Ikili öylesine ara sokaklarda yürürken bir kaç saniye sessizleştiler ama sonrasında Mingi sıkılmış olacak ki öylesine bir soru sordu.

"Geçen ki olay..."

"Biz neyiz diye sormayacaksındır umarım?"

Mingi bir süre sustuğunda Yeosang gülmüştü.

"Gerçekten biz neyiz mi diye soracaktın?"

"Evet de yani şey, öylesine bir şey mi senin için?"

Uzun olanın kısık sesle sorduğu şeyi sarışın genç duymuştu bile. Bacakları yürümeyi bıraktığında yüzündeki gülümsemeyi bırakıp ona baktı.

"Bak Mingi, senden rahatsız olmadım beni öptüğünde ve de asla geçici bir şey olmayacak aramızdaki ilişki. Çünkü ilk öpücüğümü çaldın it. Sence ben benden ayrılmana izin verir miyim?"

Yeosang'ın en sonda dedikleri üzerine Mingi gülmüştü. Yavaş yavaş morali yerine gelirken tenhada olmaları işine gelmişti. Kollarını Yeosang'a doladı ve saçlarını kokladı.

"Pamuk şeker gibi kokuyorsun..."

Sarışın olan diğerinin boyunun uzunluğundan kaynaklı olarak kollarını Mingi'nin beline doladı.
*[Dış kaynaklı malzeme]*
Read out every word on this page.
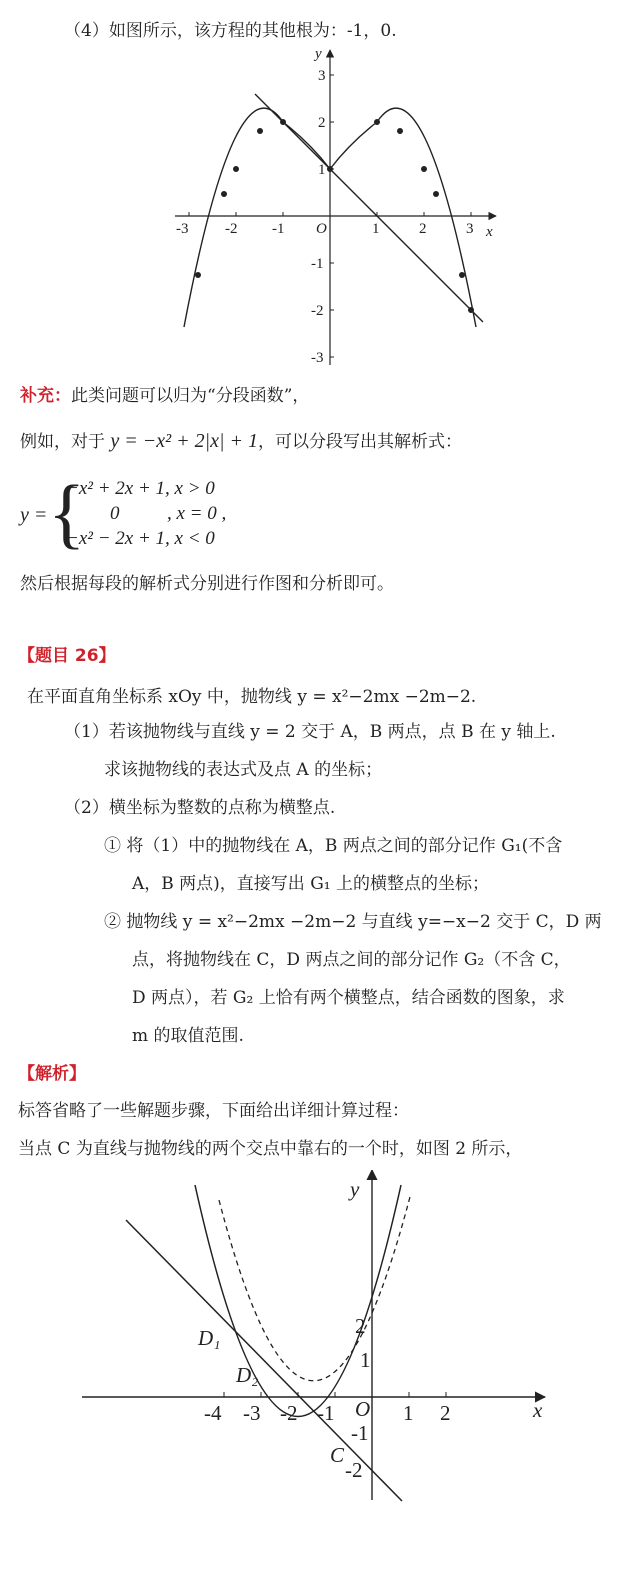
（4）如图所示，该方程的其他根为：-1，0.
x
y
O
-3 -2 -1	1	2	3
3
2
1
-1
-2
-3
补充：此类问题可以归为“分段函数”，
例如，对于 y = −x² + 2|x| + 1，可以分段写出其解析式：
y = {
−x² + 2x + 1, x > 0
0          , x = 0 ,
−x² − 2x + 1, x < 0
然后根据每段的解析式分别进行作图和分析即可。
【题目 26】
在平面直角坐标系 xOy 中，抛物线 y = x²−2mx −2m−2.
（1）若该抛物线与直线 y = 2 交于 A，B 两点，点 B 在 y 轴上.
求该抛物线的表达式及点 A 的坐标；
（2）横坐标为整数的点称为横整点.
① 将（1）中的抛物线在 A，B 两点之间的部分记作 G₁(不含
A，B 两点)，直接写出 G₁ 上的横整点的坐标；
② 抛物线 y = x²−2mx −2m−2 与直线 y=−x−2 交于 C，D 两
点，将抛物线在 C，D 两点之间的部分记作 G₂（不含 C，
D 两点），若 G₂ 上恰有两个横整点，结合函数的图象，求
m 的取值范围.
【解析】
标答省略了一些解题步骤，下面给出详细计算过程：
当点 C 为直线与抛物线的两个交点中靠右的一个时，如图 2 所示，
x
y
O
-4 -3 -2 -1	1 2
2
1
-1
-2
D₁
D₂
C
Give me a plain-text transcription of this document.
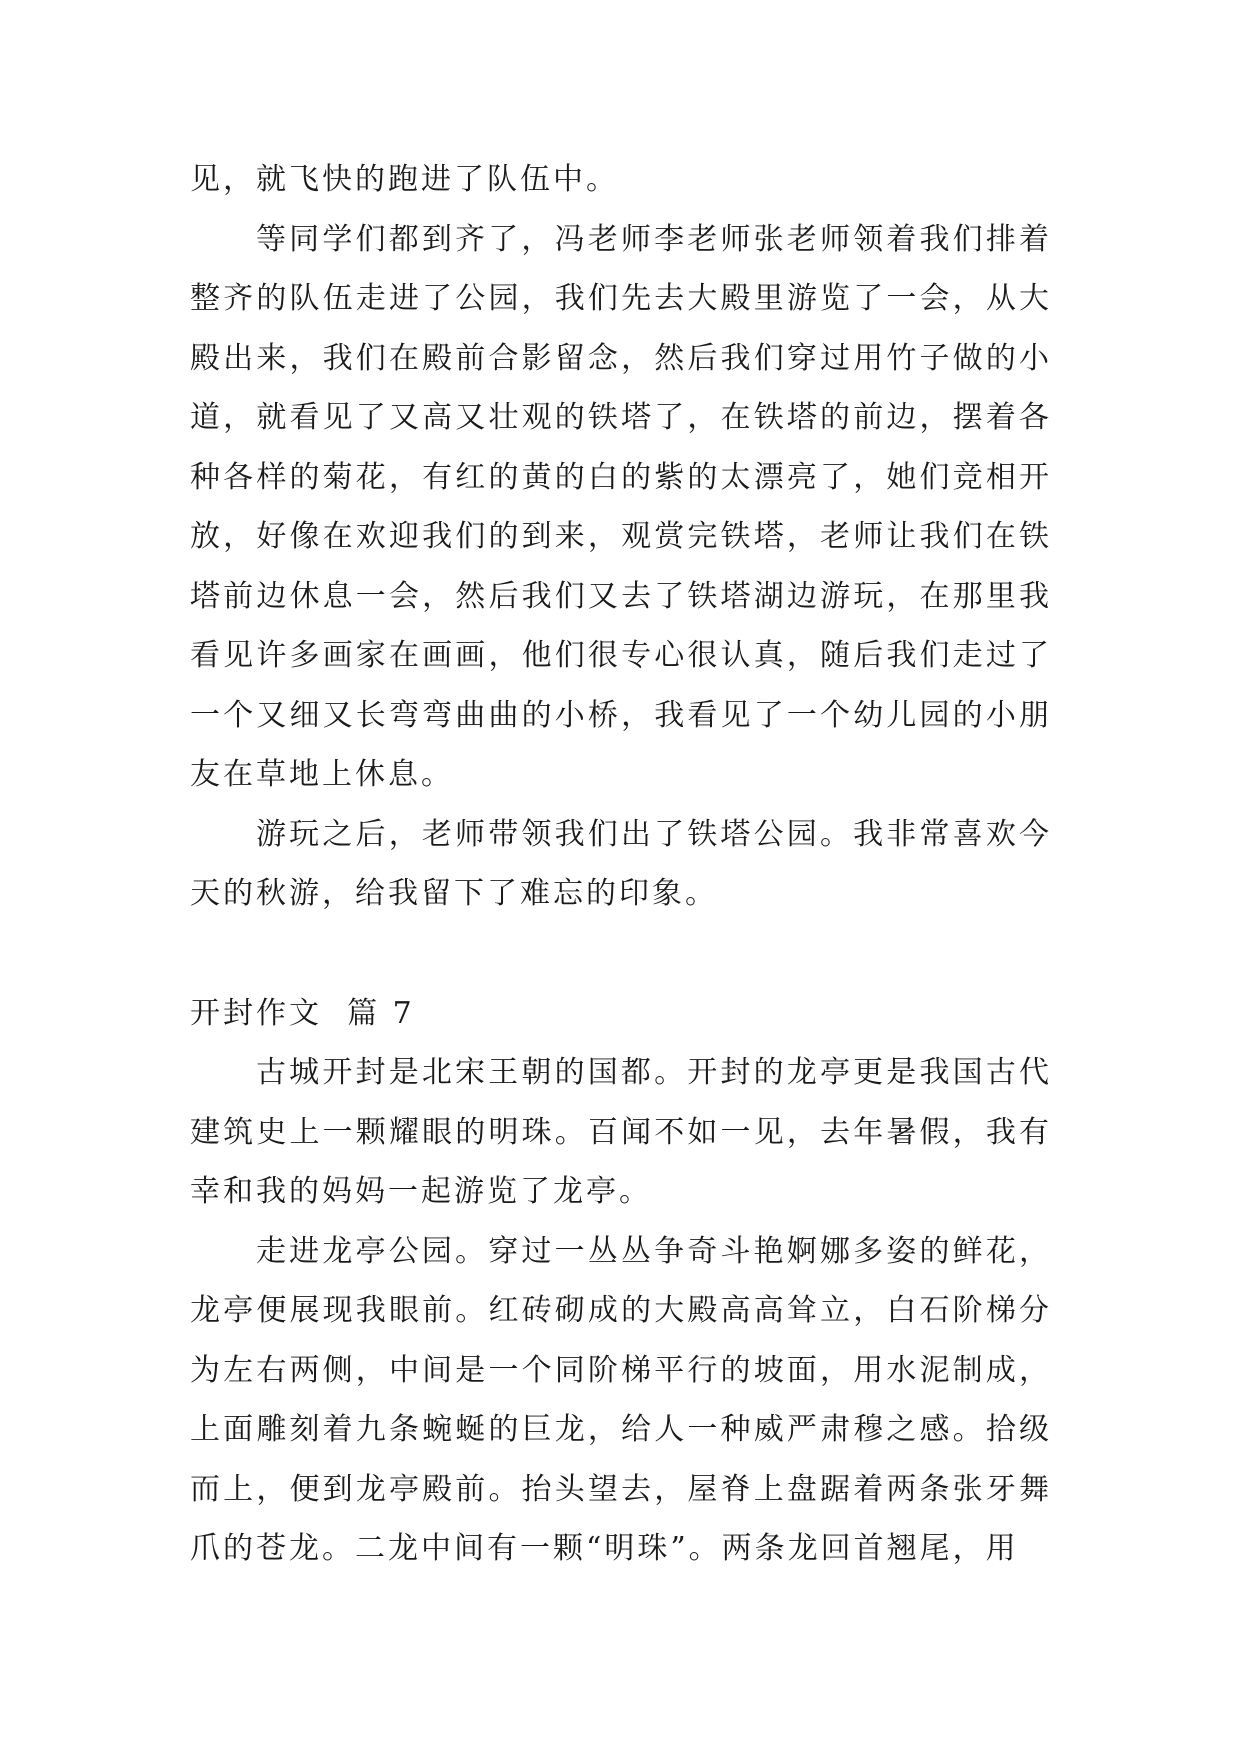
见，就飞快的跑进了队伍中。

等同学们都到齐了，冯老师李老师张老师领着我们排着整齐的队伍走进了公园，我们先去大殿里游览了一会，从大殿出来，我们在殿前合影留念，然后我们穿过用竹子做的小道，就看见了又高又壮观的铁塔了，在铁塔的前边，摆着各种各样的菊花，有红的黄的白的紫的太漂亮了，她们竞相开放，好像在欢迎我们的到来，观赏完铁塔，老师让我们在铁塔前边休息一会，然后我们又去了铁塔湖边游玩，在那里我看见许多画家在画画，他们很专心很认真，随后我们走过了一个又细又长弯弯曲曲的小桥，我看见了一个幼儿园的小朋友在草地上休息。

游玩之后，老师带领我们出了铁塔公园。我非常喜欢今天的秋游，给我留下了难忘的印象。

开封作文  篇 7

古城开封是北宋王朝的国都。开封的龙亭更是我国古代建筑史上一颗耀眼的明珠。百闻不如一见，去年暑假，我有幸和我的妈妈一起游览了龙亭。

走进龙亭公园。穿过一丛丛争奇斗艳婀娜多姿的鲜花，龙亭便展现我眼前。红砖砌成的大殿高高耸立，白石阶梯分为左右两侧，中间是一个同阶梯平行的坡面，用水泥制成，上面雕刻着九条蜿蜒的巨龙，给人一种威严肃穆之感。拾级而上，便到龙亭殿前。抬头望去，屋脊上盘踞着两条张牙舞爪的苍龙。二龙中间有一颗“明珠”。两条龙回首翘尾，用
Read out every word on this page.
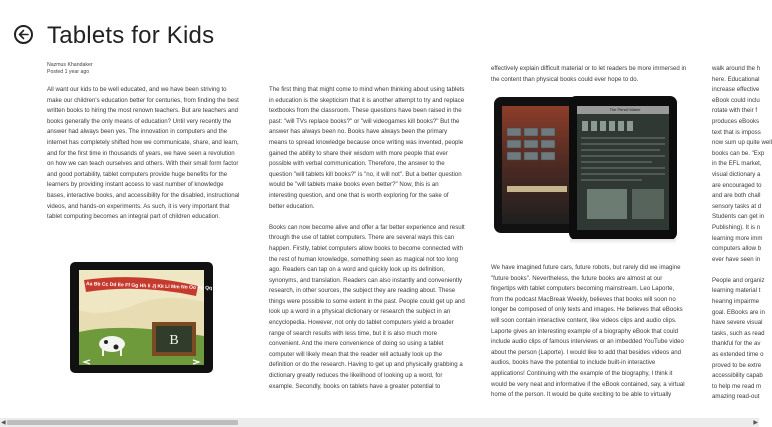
Tablets for Kids
Nazmus Khandaker
Posted 1 year ago

All want our kids to be well educated, and we have been striving to make our children's education better for centuries, from finding the best written books to hiring the most renown teachers. But are teachers and books generally the only means of education? Until very recently the answer had always been yes. The innovation in computers and the internet has completely shifted how we communicate, share, and learn, and for the first time in thousands of years, we have seen a revolution on how we can teach ourselves and others. With their small form factor and good portability, tablet computers provide huge benefits for the learners by providing instant access to vast number of knowledge bases, interactive books, and accessibility for the disabled, instructional videos, and hands-on experiments. As such, it is very important that tablet computing becomes an integral part of children education.

B
Aa Bb Cc Dd Ee Ff Gg Hh Ii Jj Kk Ll Mm Nn Oo Pp Qq Rr Ss Tt Uu Vv Ww Xx Yy Zz

The first thing that might come to mind when thinking about using tablets in education is the skepticism that it is another attempt to try and replace textbooks from the classroom. These questions have been raised in the past: "will TVs replace books?" or "will videogames kill books?" But the answer has always been no. Books have always been the primary means to spread knowledge because once writing was invented, people gained the ability to share their wisdom with more people that ever possible with verbal communication. Therefore, the answer to the question "will tablets kill books?" is "no, it will not". But a better question would be "will tablets make books even better?" Now, this is an interesting question, and one that is worth exploring for the sake of better education.

Books can now become alive and offer a far better experience and result through the use of tablet computers. There are several ways this can happen. Firstly, tablet computers allow books to become connected with the rest of human knowledge, something seen as magical not too long ago. Readers can tap on a word and quickly look up its definition, synonyms, and translation. Readers can also instantly and conveniently research, in other sources, the subject they are reading about. These things were possible to some extent in the past. People could get up and look up a word in a physical dictionary or research the subject in an encyclopedia. However, not only do tablet computers yield a broader range of search results with less time, but it is also much more convenient. And the mere convenience of doing so using a tablet computer will likely mean that the reader will actually look up the definition or do the research. Having to get up and physically grabbing a dictionary greatly reduces the likelihood of looking up a word, for example. Secondly, books on tablets have a greater potential to

effectively explain difficult material or to let readers be more immersed in the content than physical books could ever hope to do.

The Pencil Maker

We have imagined future cars, future robots, but rarely did we imagine "future books". Nevertheless, the future books are almost at our fingertips with tablet computers becoming mainstream. Leo Laporte, from the podcast MacBreak Weekly, believes that books will soon no longer be composed of only texts and images. He believes that eBooks will soon contain interactive content, like videos clips and audio clips. Laporte gives an interesting example of a biography eBook that could include audio clips of famous interviews or an imbedded YouTube video about the person (Laporte). I would like to add that besides videos and audios, books have the potential to include built-in interactive applications! Continuing with the example of the biography, I think it would be very neat and informative if the eBook contained, say, a virtual home of the person. It would be quite exciting to be able to virtually

walk around the h
here. Educational
increase effective
eBook could inclu
rotate with their f
produces eBooks
text that is imposs
now sum up quite well
books can be. "Exp
in the EFL market,
visual dictionary a
are encouraged to
and are both chall
sensory tasks at d
Students can get in
Publishing). It is n
learning more imm
computers allow b
ever have seen in

People and organiz
learning material t
hearing impairme
goal. EBooks are in
have severe visual
tasks, such as read
thankful for the av
as extended time o
proved to be extre
accessibility capab
to help me read m
amazing read-out
◀	▶
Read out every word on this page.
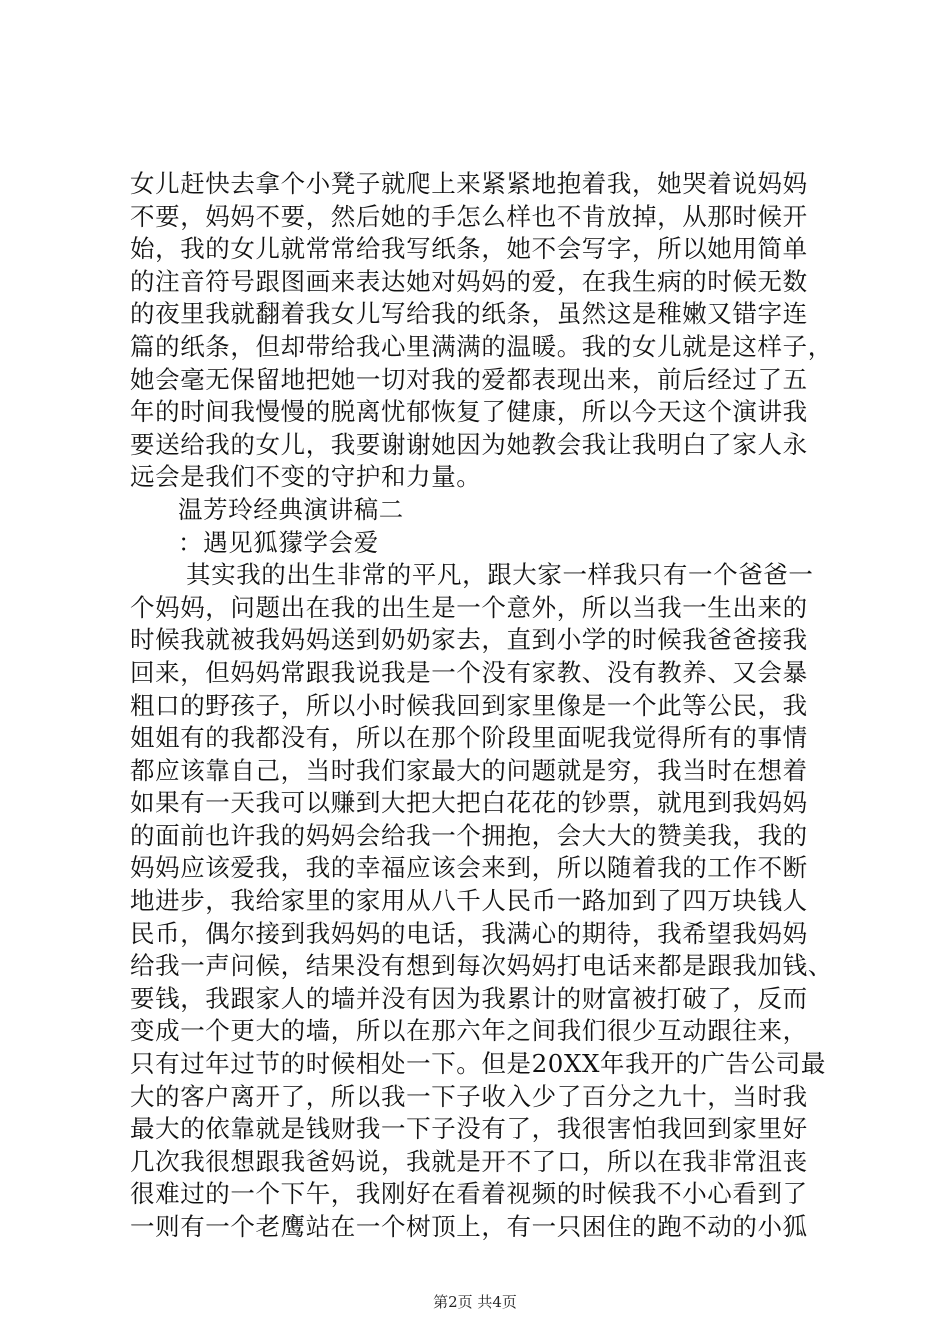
女儿赶快去拿个小凳子就爬上来紧紧地抱着我，她哭着说妈妈
不要，妈妈不要，然后她的手怎么样也不肯放掉，从那时候开
始，我的女儿就常常给我写纸条，她不会写字，所以她用简单
的注音符号跟图画来表达她对妈妈的爱，在我生病的时候无数
的夜里我就翻着我女儿写给我的纸条，虽然这是稚嫩又错字连
篇的纸条，但却带给我心里满满的温暖。我的女儿就是这样子，
她会毫无保留地把她一切对我的爱都表现出来，前后经过了五
年的时间我慢慢的脱离忧郁恢复了健康，所以今天这个演讲我
要送给我的女儿，我要谢谢她因为她教会我让我明白了家人永
远会是我们不变的守护和力量。
温芳玲经典演讲稿二
：遇见狐獴学会爱
其实我的出生非常的平凡，跟大家一样我只有一个爸爸一
个妈妈，问题出在我的出生是一个意外，所以当我一生出来的
时候我就被我妈妈送到奶奶家去，直到小学的时候我爸爸接我
回来，但妈妈常跟我说我是一个没有家教、没有教养、又会暴
粗口的野孩子，所以小时候我回到家里像是一个此等公民，我
姐姐有的我都没有，所以在那个阶段里面呢我觉得所有的事情
都应该靠自己，当时我们家最大的问题就是穷，我当时在想着
如果有一天我可以赚到大把大把白花花的钞票，就甩到我妈妈
的面前也许我的妈妈会给我一个拥抱，会大大的赞美我，我的
妈妈应该爱我，我的幸福应该会来到，所以随着我的工作不断
地进步，我给家里的家用从八千人民币一路加到了四万块钱人
民币，偶尔接到我妈妈的电话，我满心的期待，我希望我妈妈
给我一声问候，结果没有想到每次妈妈打电话来都是跟我加钱、
要钱，我跟家人的墙并没有因为我累计的财富被打破了，反而
变成一个更大的墙，所以在那六年之间我们很少互动跟往来，
只有过年过节的时候相处一下。但是20XX年我开的广告公司最
大的客户离开了，所以我一下子收入少了百分之九十，当时我
最大的依靠就是钱财我一下子没有了，我很害怕我回到家里好
几次我很想跟我爸妈说，我就是开不了口，所以在我非常沮丧
很难过的一个下午，我刚好在看着视频的时候我不小心看到了
一则有一个老鹰站在一个树顶上，有一只困住的跑不动的小狐
第2页 共4页
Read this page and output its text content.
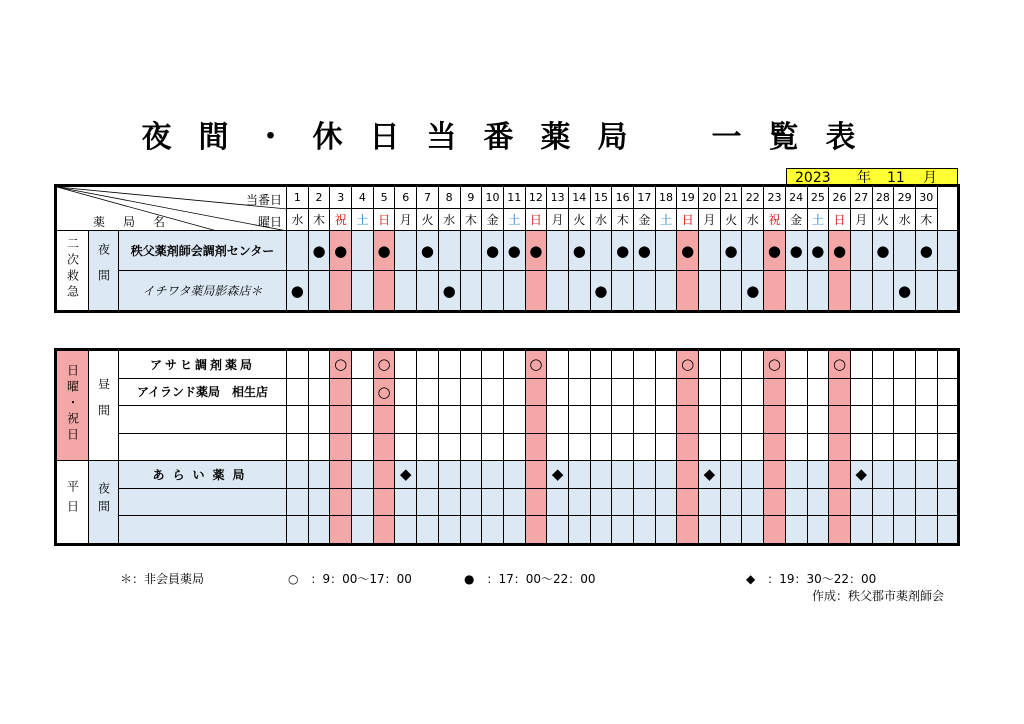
夜間・休日当番薬局　一覧表
2023 年 11 月
当番日
曜日
薬　局　名			1	2	3	4	5	6	7	8	9	10	11	12	13	14	15	16	17	18	19	20	21	22	23	24	25	26	27	28	29	30	
			水	木	祝	土	日	月	火	水	木	金	土	日	月	火	水	木	金	土	日	月	火	水	祝	金	土	日	月	火	水	木	
二次救急	夜間	秩父薬剤師会調剤センター		●	●		●		●			●	●	●		●		●	●		●		●		●	●	●	●		●		●	
		イチワタ薬局影森店＊	●							●							●							●							●		
日曜・祝日	昼間	アサヒ調剤薬局			○		○							○							○				○			○					
		アイランド薬局　相生店					○																										

平日	夜間	あらい薬局						◆							◆							◆							◆				

＊：非会員薬局	○　：9：00～17：00	●　：17：00～22：00	◆　：19：30～22：00
作成：秩父郡市薬剤師会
"Pamuk şeker nasıl kokar ki?"

"Tatlı işte şekerli filan." 

Yeosang gülerek kafasını yukarıya kaldırdı ve uzun olana baktı.

"E yani Mingi bey?"

"Ha şey. Her canın sıkıldığında beni ingilizce çalıştırır mısın, sevgilim olur musun Kang Yeosang?"

Sarışın olan aldığı teklif ile güldü.

"Bu neydi?"

"Hani genelde sevgililer bakım makım yaparlar sıkılınca, sen de bana ingilizce anlatırsın."

"Sevdim bu fikri ve evet sevgilin olurum."

Uzun olan heyecanla bağırmış ve küçük olanı belinden tutarak havaya kaldırdı ve etrafında döndürdü. 

"MİNGİ!"

Yeosang kahkaha atarak ellerini Mingi'nin omuzuna koydu.

İkili tatlı bir şekilde bu anı kutlarken en yakın iki arkadaşları kenardan onları izliyordu mutlulukla.












BU BOLÜMU YAZARKEN RADYODAN ENEMY CALDI JASNANSKANSKAJA ZIRLIYCAM COK IYI!